Project: Non-funded Project › Research
28/01/10 → 30/06/10
The title of tthis project refers to a remark Martin Heidegger made in his reading of Nietzsche’s understanding of contemporary politics as a ‘movement of nihilism’ and of nihilism as ‘a normal state of affairs’. Heidegger conceived nihilism, as the unfolding of the whole history of the West, and extended this, with globalisation, to the understanding of world history. Heidegger understands nihilism to describe all the major ideologies of the 20th Century: Fascism/National Socialism, Communism/Marxism, Liberalism/’world democracy’. Heidegger reads Nietzsche’s breathtaking vision of this movement as the common ground of all the radical attempts to reconfigure the Polis in the last century. This leaves us – at the dawn of the 21st Century when these ideologies seem to have been brought to an end by six decades of peace and when a final frontier of political vision seems to have been reached (i.e. ‘world democracy’) – with the question ‘where do we stand, and who are we, in the movement of nihilism?’.

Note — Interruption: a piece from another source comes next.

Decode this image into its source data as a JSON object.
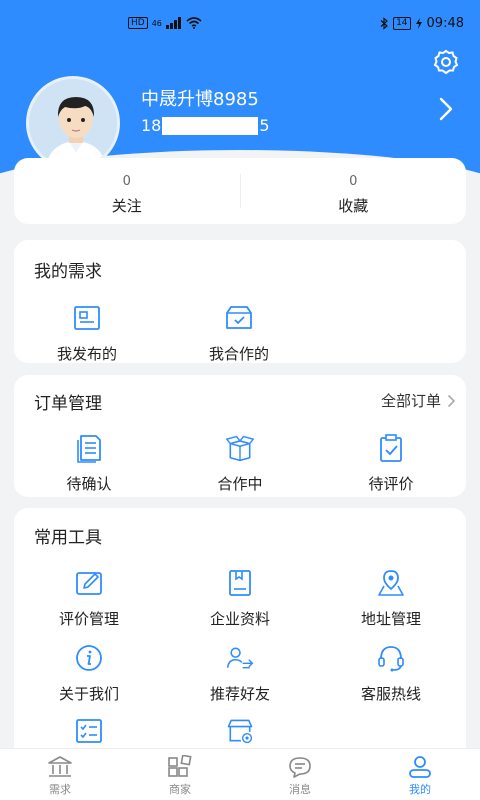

To give an appropriate thematic structure to this questioning, the project brings together three lines of inquiry:
a. Can the present situation be read in the way in which Martin Heidegger (and others) identified the ‘age of technology’ as an age of nihilism?
b. What is the connection Heidegger made between all these forms as metaphysical expressions of theism (including a-theism) and the ‘event of the death of God’ in the thought of Friedrich Nietzsche?
c. If we accept Heidegger’s insight that history brings under a single heading (‘movement of nihilism’) all the globally dominant political forms of the twentieth and twenty-first century, what are the consequences for contemporary thought?
This project entails interdisciplinary work initiated under the aegis of the Institute of Advanced Studies at Lancaster University in dialogue with partners from other institutions nationally and internationally over several months of meetings. Given the questions above, we sought an articulation of the ways in which such an inquiry struggles to understand and challenge the limits of specific disciplines through initiating dialogue between them. This is quite apart from merely mobilising a plausible research network; interdisciplinarity is compulsory for this volume because it is in the nature of the questions.
The ‘movement of nihilism’, calls into question disciplinary philosophical, historical, political, social, and theological discourses. There is no longer any ‘local’ or ‘regional’ archive of the movement of world history, nor of the movement of Nietzsche’s thought.